I can’t seem to add fingerprints to a user account in Fedora. Do I need to do anything to enable it? I haven’t installed any other OS’s onto this machine, but the fingerprint reader has never been recognized. Any ideas?
@Steve_Spanjers, I am not at all familiar with Fedora, though one thing to check is the setting to enable the fingerprint reader in the UEFI (bios) settings. I could not get the reader recognized until I stumbled across that UEFI setting the other day and set it to enabled and now I’ve got it working.
I originally wasn’t going to set up the fingerprint reader but gave in when reading an Arch linux info page and gave it a try. It wasn’t until about 3 weeks after that attempt that it finally worked after I found the bios setting.
Edit: The setting is under the “Security” tab > expand the “IO Interface” option down the page a bit, and it will be in that dropdown option.
Using Fedora now and the fingerprint reader with no issue. I’m not on GNOME but KDE. I was able to enroll my fingerprint in settings.
@yetiman_64 I checked my BIOS settings, and it says enabled.

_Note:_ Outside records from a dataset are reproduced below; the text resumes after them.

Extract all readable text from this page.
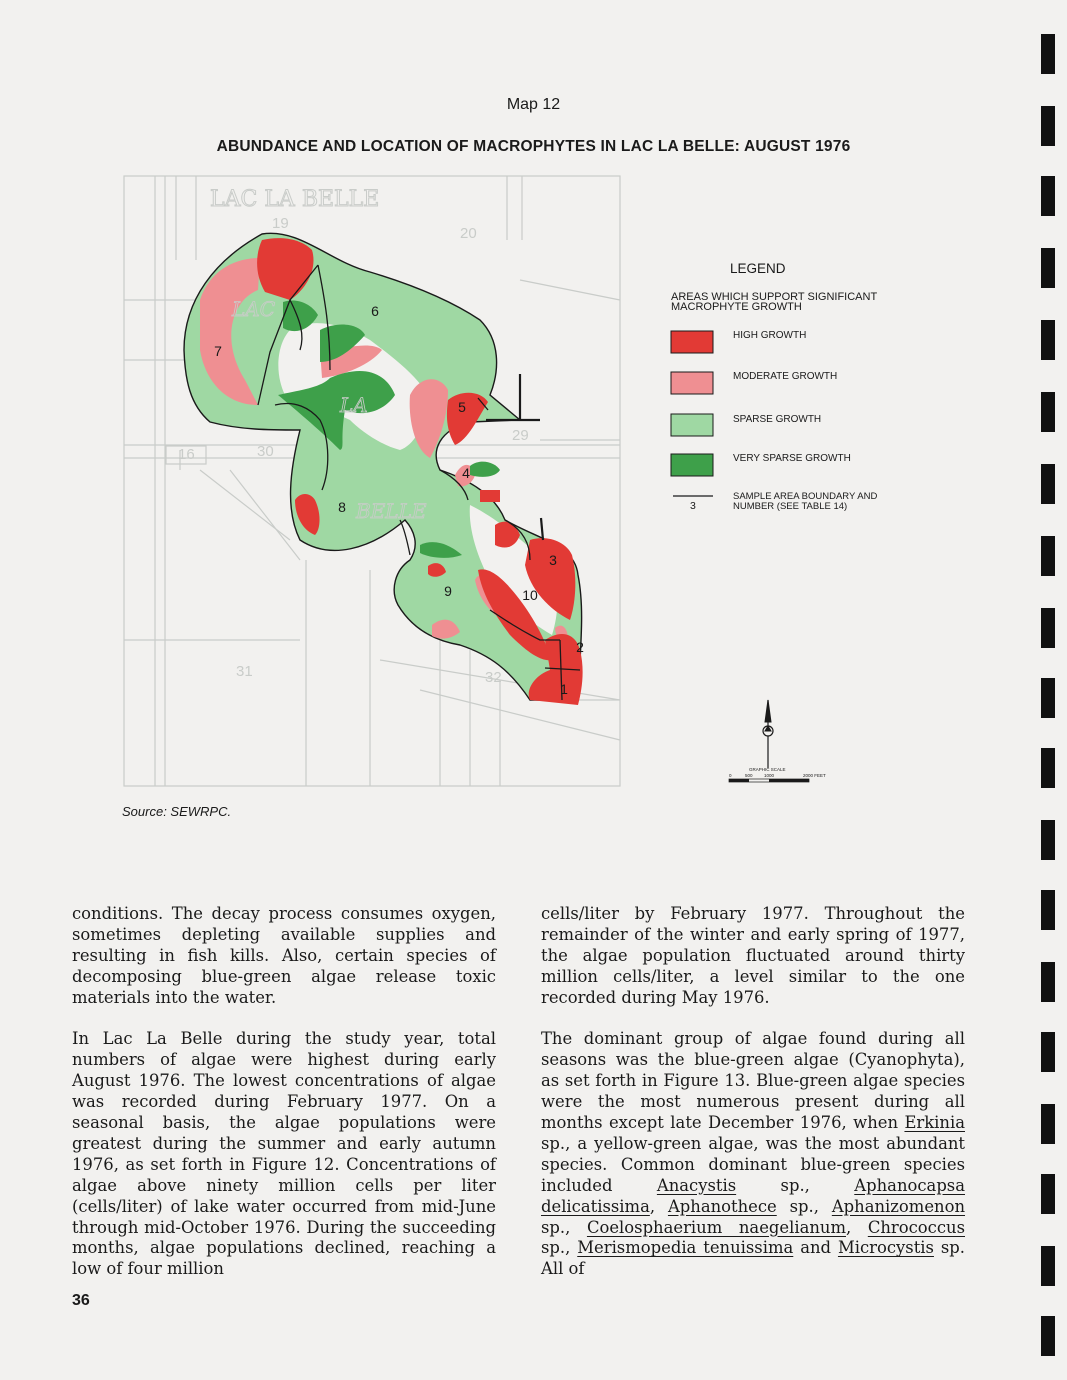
Map 12
ABUNDANCE AND LOCATION OF MACROPHYTES IN LAC LA BELLE: AUGUST 1976
LAC LA BELLE
19
20
29
30
31	32
16
1
2
3
4
5
6
7
8
9	10
LAC
LA
BELLE
LEGEND
AREAS WHICH SUPPORT SIGNIFICANT
MACROPHYTE GROWTH
HIGH GROWTH
MODERATE GROWTH
SPARSE GROWTH
VERY SPARSE GROWTH
3
SAMPLE AREA BOUNDARY AND
NUMBER (SEE TABLE 14)
GRAPHIC SCALE
0	500	1000	2000 FEET
Source: SEWRPC.

conditions. The decay process consumes oxygen, sometimes depleting available supplies and resulting in fish kills. Also, certain species of decomposing blue-green algae release toxic materials into the water.

In Lac La Belle during the study year, total numbers of algae were highest during early August 1976. The lowest concentrations of algae was recorded during February 1977. On a seasonal basis, the algae populations were greatest during the summer and early autumn 1976, as set forth in Figure 12. Concentrations of algae above ninety million cells per liter (cells/liter) of lake water occurred from mid-June through mid-October 1976. During the succeeding months, algae populations declined, reaching a low of four million

cells/liter by February 1977. Throughout the remainder of the winter and early spring of 1977, the algae population fluctuated around thirty million cells/liter, a level similar to the one recorded during May 1976.

The dominant group of algae found during all seasons was the blue-green algae (Cyanophyta), as set forth in Figure 13. Blue-green algae species were the most numerous present during all months except late December 1976, when Erkinia sp., a yellow-green algae, was the most abundant species. Common dominant blue-green species included Anacystis sp., Aphanocapsa delicatissima, Aphanothece sp., Aphanizomenon sp., Coelosphaerium naegelianum, Chrococcus sp., Merismopedia tenuissima and Microcystis sp. All of

36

Thanks for the suggestion, I hadn’t thought to check there.
@GhostLegion, I’m using GNOME, so maybe not the same, but what page in settings did you use?
It should work out of the box and be configurable in the Users
tab of your system settings:
Though it might be that your FP reader is faulty. What does lsusb
print? There should be a device called Shenzhen Goodix Technology Co.,Ltd. Goodix USB2.0 MISC
:
Also you can check the status of fprintd with systemctl status fprintd
:
lsusb is showing the reader (Goodix USB2.0 MISC)

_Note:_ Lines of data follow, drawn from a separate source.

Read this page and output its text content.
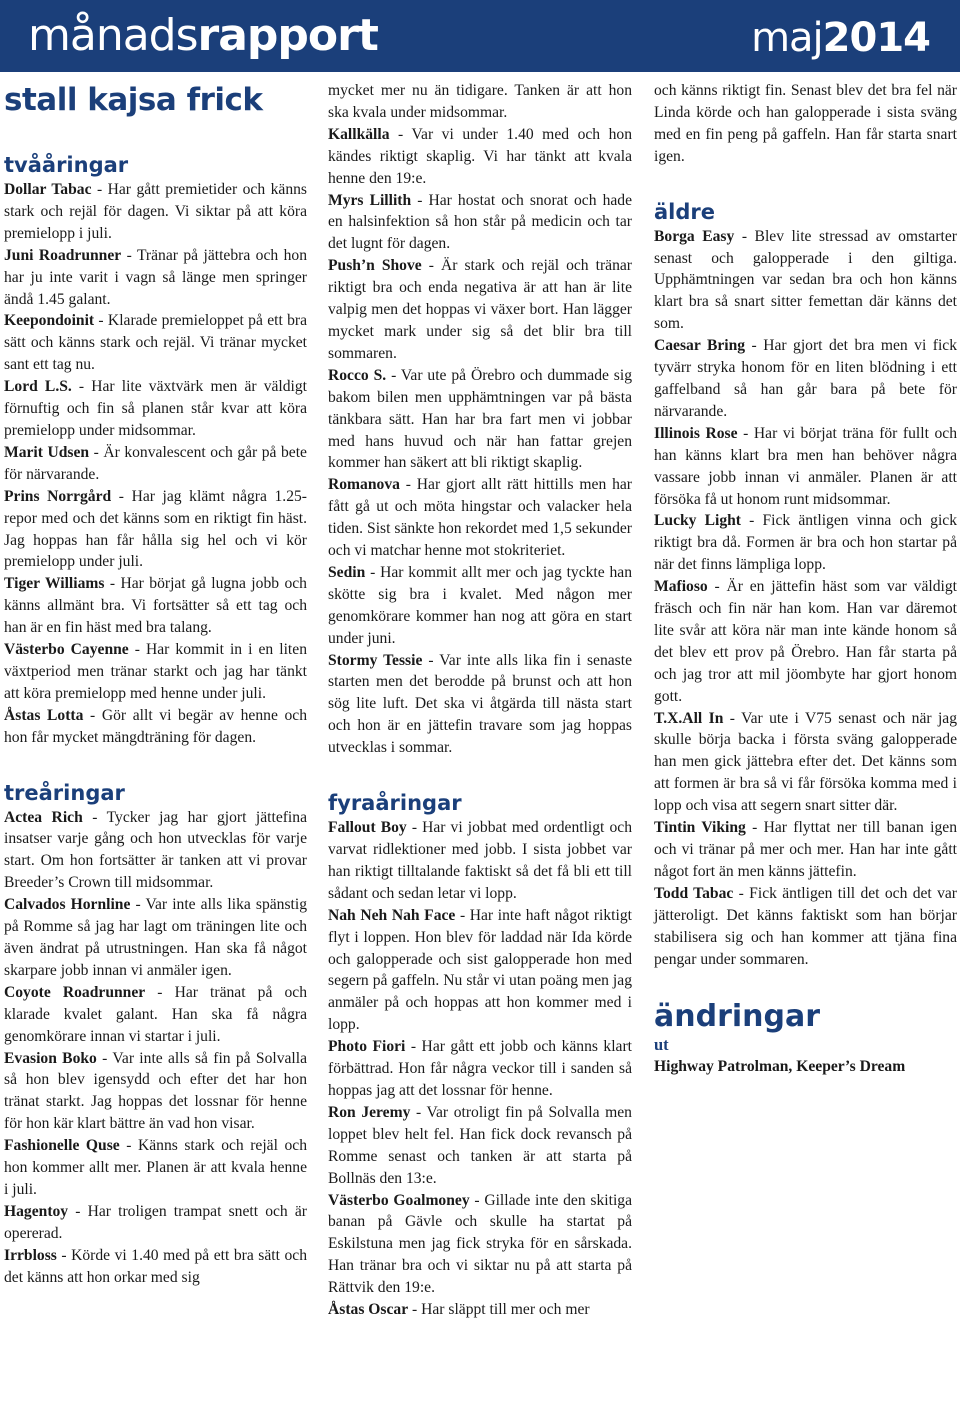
månadsrapport	maj2014
stall kajsa frick
tvååringar

Dollar Tabac - Har gått premietider och känns stark och rejäl för dagen. Vi siktar på att köra premielopp i juli.

Juni Roadrunner - Tränar på jättebra och hon har ju inte varit i vagn så länge men springer ändå 1.45 galant.

Keepondoinit - Klarade premieloppet på ett bra sätt och känns stark och rejäl. Vi tränar mycket sant ett tag nu.

Lord L.S. - Har lite växtvärk men är väldigt förnuftig och fin så planen står kvar att köra premielopp under midsommar.

Marit Udsen - Är konvalescent och går på bete för närvarande.

Prins Norrgård - Har jag klämt några 1.25-repor med och det känns som en riktigt fin häst. Jag hoppas han får hålla sig hel och vi kör premielopp under juli.

Tiger Williams - Har börjat gå lugna jobb och känns allmänt bra. Vi fortsätter så ett tag och han är en fin häst med bra talang.

Västerbo Cayenne - Har kommit in i en liten växtperiod men tränar starkt och jag har tänkt att köra premielopp med henne under juli.

Åstas Lotta - Gör allt vi begär av henne och hon får mycket mängdträning för dagen.

treåringar

Actea Rich - Tycker jag har gjort jättefina insatser varje gång och hon utvecklas för varje start. Om hon fortsätter är tanken att vi provar Breeder’s Crown till midsommar.

Calvados Hornline - Var inte alls lika spänstig på Romme så jag har lagt om träningen lite och även ändrat på utrustningen. Han ska få något skarpare jobb innan vi anmäler igen.

Coyote Roadrunner - Har tränat på och klarade kvalet galant. Han ska få några genomkörare innan vi startar i juli.

Evasion Boko - Var inte alls så fin på Solvalla så hon blev igensydd och efter det har hon tränat starkt. Jag hoppas det lossnar för henne för hon kär klart bättre än vad hon visar.

Fashionelle Quse - Känns stark och rejäl och hon kommer allt mer. Planen är att kvala henne i juli.

Hagentoy - Har troligen trampat snett och är opererad.

Irrbloss - Körde vi 1.40 med på ett bra sätt och det känns att hon orkar med sig

mycket mer nu än tidigare. Tanken är att hon ska kvala under midsommar.

Kallkälla - Var vi under 1.40 med och hon kändes riktigt skaplig. Vi har tänkt att kvala henne den 19:e.

Myrs Lillith - Har hostat och snorat och hade en halsinfektion så hon står på medicin och tar det lugnt för dagen.

Push’n Shove - Är stark och rejäl och tränar riktigt bra och enda negativa är att han är lite valpig men det hoppas vi växer bort. Han lägger mycket mark under sig så det blir bra till sommaren.

Rocco S. - Var ute på Örebro och dummade sig bakom bilen men upphämtningen var på bästa tänkbara sätt. Han har bra fart men vi jobbar med hans huvud och när han fattar grejen kommer han säkert att bli riktigt skaplig.

Romanova - Har gjort allt rätt hittills men har fått gå ut och möta hingstar och valacker hela tiden. Sist sänkte hon rekordet med 1,5 sekunder och vi matchar henne mot stokriteriet.

Sedin - Har kommit allt mer och jag tyckte han skötte sig bra i kvalet. Med någon mer genomkörare kommer han nog att göra en start under juni.

Stormy Tessie - Var inte alls lika fin i senaste starten men det berodde på brunst och att hon sög lite luft. Det ska vi åtgärda till nästa start och hon är en jättefin travare som jag hoppas utvecklas i sommar.

fyraåringar

Fallout Boy - Har vi jobbat med ordentligt och varvat ridlektioner med jobb. I sista jobbet var han riktigt tilltalande faktiskt så det få bli ett till sådant och sedan letar vi lopp.

Nah Neh Nah Face - Har inte haft något riktigt flyt i loppen. Hon blev för laddad när Ida körde och galopperade och sist galopperade hon med segern på gaffeln. Nu står vi utan poäng men jag anmäler på och hoppas att hon kommer med i lopp.

Photo Fiori - Har gått ett jobb och känns klart förbättrad. Hon får några veckor till i sanden så hoppas jag att det lossnar för henne.

Ron Jeremy - Var otroligt fin på Solvalla men loppet blev helt fel. Han fick dock revansch på Romme senast och tanken är att starta på Bollnäs den 13:e.

Västerbo Goalmoney - Gillade inte den skitiga banan på Gävle och skulle ha startat på Eskilstuna men jag fick stryka för en sårskada. Han tränar bra och vi siktar nu på att starta på Rättvik den 19:e.

Åstas Oscar - Har släppt till mer och mer

och känns riktigt fin. Senast blev det bra fel när Linda körde och han galopperade i sista sväng med en fin peng på gaffeln. Han får starta snart igen.

äldre

Borga Easy - Blev lite stressad av omstarter senast och galopperade i den giltiga. Upphämtningen var sedan bra och hon känns klart bra så snart sitter femettan där känns det som.

Caesar Bring - Har gjort det bra men vi fick tyvärr stryka honom för en liten blödning i ett gaffelband så han går bara på bete för närvarande.

Illinois Rose - Har vi börjat träna för fullt och han känns klart bra men han behöver några vassare jobb innan vi anmäler. Planen är att försöka få ut honom runt midsommar.

Lucky Light - Fick äntligen vinna och gick riktigt bra då. Formen är bra och hon startar på när det finns lämpliga lopp.

Mafioso - Är en jättefin häst som var väldigt fräsch och fin när han kom. Han var däremot lite svår att köra när man inte kände honom så det blev ett prov på Örebro. Han får starta på och jag tror att mil jöombyte har gjort honom gott.

T.X.All In - Var ute i V75 senast och när jag skulle börja backa i första sväng galopperade han men gick jättebra efter det. Det känns som att formen är bra så vi får försöka komma med i lopp och visa att segern snart sitter där.

Tintin Viking - Har flyttat ner till banan igen och vi tränar på mer och mer. Han har inte gått något fort än men känns jättefin.

Todd Tabac - Fick äntligen till det och det var jätteroligt. Det känns faktiskt som han börjar stabilisera sig och han kommer att tjäna fina pengar under sommaren.

ändringar

ut

Highway Patrolman, Keeper’s Dream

fprintd is not running. I can start it, but it only stays running for 30s or so before it goes inactive. journalctl as a few long errors, but none that made much sense to me (JS ERROR: gio.DBusError)

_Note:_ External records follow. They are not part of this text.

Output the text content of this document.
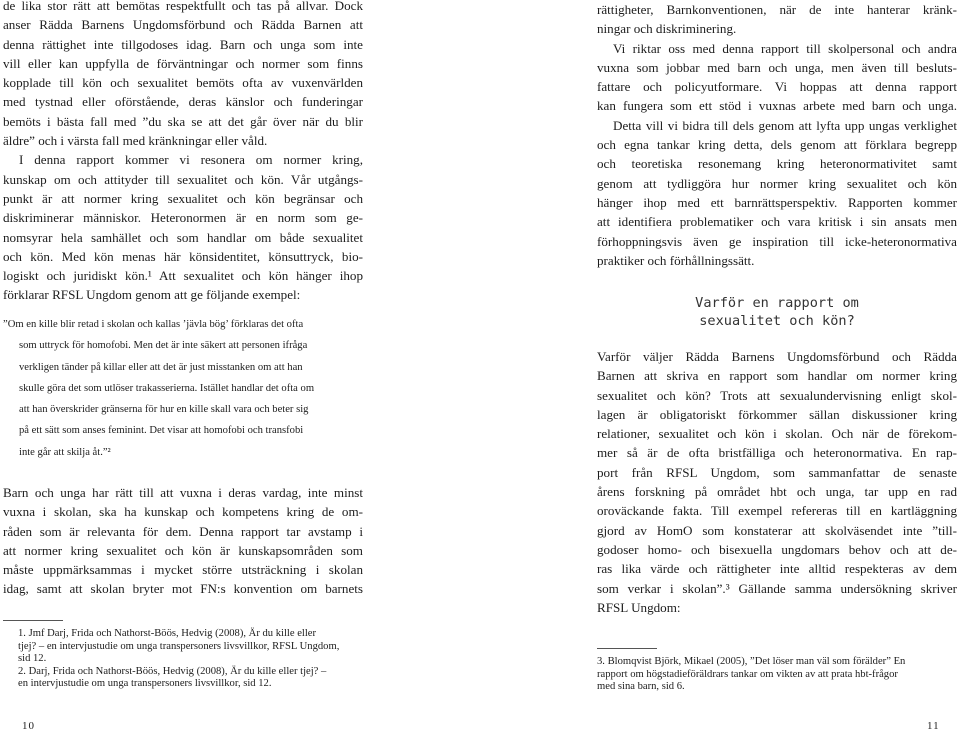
de lika stor rätt att bemötas respektfullt och tas på allvar. Dock

anser Rädda Barnens Ungdomsförbund och Rädda Barnen att

denna rättighet inte tillgodoses idag. Barn och unga som inte

vill eller kan uppfylla de förväntningar och normer som finns

kopplade till kön och sexualitet bemöts ofta av vuxenvärlden

med tystnad eller oförstående, deras känslor och funderingar

bemöts i bästa fall med ”du ska se att det går över när du blir

äldre” och i värsta fall med kränkningar eller våld.

I denna rapport kommer vi resonera om normer kring,

kunskap om och attityder till sexualitet och kön. Vår utgångs-

punkt är att normer kring sexualitet och kön begränsar och

diskriminerar människor. Heteronormen är en norm som ge-

nomsyrar hela samhället och som handlar om både sexualitet

och kön. Med kön menas här könsidentitet, könsuttryck, bio-

logiskt och juridiskt kön.¹ Att sexualitet och kön hänger ihop

förklarar RFSL Ungdom genom att ge följande exempel:

”Om en kille blir retad i skolan och kallas ’jävla bög’ förklaras det ofta

som uttryck för homofobi. Men det är inte säkert att personen ifråga

verkligen tänder på killar eller att det är just misstanken om att han

skulle göra det som utlöser trakasserierna. Istället handlar det ofta om

att han överskrider gränserna för hur en kille skall vara och beter sig

på ett sätt som anses feminint. Det visar att homofobi och transfobi

inte går att skilja åt.”²

Barn och unga har rätt till att vuxna i deras vardag, inte minst

vuxna i skolan, ska ha kunskap och kompetens kring de om-

råden som är relevanta för dem. Denna rapport tar avstamp i

att normer kring sexualitet och kön är kunskapsområden som

måste uppmärksammas i mycket större utsträckning i skolan

idag, samt att skolan bryter mot FN:s konvention om barnets

1. Jmf Darj, Frida och Nathorst-Böös, Hedvig (2008), Är du kille eller

tjej? – en intervjustudie om unga transpersoners livsvillkor, RFSL Ungdom,

sid 12.

2. Darj, Frida och Nathorst-Böös, Hedvig (2008), Är du kille eller tjej? –

en intervjustudie om unga transpersoners livsvillkor, sid 12.

10

rättigheter, Barnkonventionen, när de inte hanterar kränk-

ningar och diskriminering.

Vi riktar oss med denna rapport till skolpersonal och andra

vuxna som jobbar med barn och unga, men även till besluts-

fattare och policyutformare. Vi hoppas att denna rapport

kan fungera som ett stöd i vuxnas arbete med barn och unga.

Detta vill vi bidra till dels genom att lyfta upp ungas verklighet

och egna tankar kring detta, dels genom att förklara begrepp

och teoretiska resonemang kring heteronormativitet samt

genom att tydliggöra hur normer kring sexualitet och kön

hänger ihop med ett barnrättsperspektiv. Rapporten kommer

att identifiera problematiker och vara kritisk i sin ansats men

förhoppningsvis även ge inspiration till icke-heteronormativa

praktiker och förhållningssätt.

Varför en rapport om
sexualitet och kön?

Varför väljer Rädda Barnens Ungdomsförbund och Rädda

Barnen att skriva en rapport som handlar om normer kring

sexualitet och kön? Trots att sexualundervisning enligt skol-

lagen är obligatoriskt förkommer sällan diskussioner kring

relationer, sexualitet och kön i skolan. Och när de förekom-

mer så är de ofta bristfälliga och heteronormativa. En rap-

port från RFSL Ungdom, som sammanfattar de senaste

årens forskning på området hbt och unga, tar upp en rad

oroväckande fakta. Till exempel refereras till en kartläggning

gjord av HomO som konstaterar att skolväsendet inte ”till-

godoser homo- och bisexuella ungdomars behov och att de-

ras lika värde och rättigheter inte alltid respekteras av dem

som verkar i skolan”.³ Gällande samma undersökning skriver

RFSL Ungdom:

3. Blomqvist Björk, Mikael (2005), ”Det löser man väl som förälder” En

rapport om högstadieföräldrars tankar om vikten av att prata hbt-frågor

med sina barn, sid 6.

11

Can you post the full error? You can get it with journalctl -u fprintd.service -p4
You can also try to configure fingerprint login using the terminal with fprintd-enroll
. It should also throw an error if no suitable hardware can be found.
Whats does dnf list --installed *fprint*
print?
fprintd-enroll worked in terminal; it gave me an enroll completed message for the right index finger.
Installed fprintd packages are identical to your screenshot
Error message:
Nothing out of the ordinary. Does fprintd-verify
work? How do your user settings look like (screenshot in my previous post)? Your fingerprint should be configured. Keep in mind that the first login after a fresh boot does still require your password to unlock your keyring. That’s by design though.
Looking more into it, I’m getting a message saying “Deleted stored finger 7 for user **** as it is unknown”
Perhaps I’m in need of coffee here, but is this the current Fedora 37 or still 36? I ask as it works fine in 37 under users.
I’m also in need of coffee, lol. This is fedora 37. I do have it joined to an AD domain, I’m not sure how many domain settings are inherited from AD. I wasn’t able to see any different in fedora 36 though either.
@Steve_Spanjers I don’t think that fingerprint authentication is supported with AD joined devices. But I might be wrong. You may want to ask this question over at https://ask.fedoraproject.org/.
I would use the solution in this post and see if it helps:
fprint-clear-storage-0.0.1.zip
When you said you were in AD, I started to think it may be this issue with the Linux and Windows drivers fighting over a fully-functioning) print reader
I tried the fprint clear storage, seemed to execute properly but still no joy. Must be an AD setting; I seem to remember some of our windows laptops had the same problem. Must not have something set right in the group policy.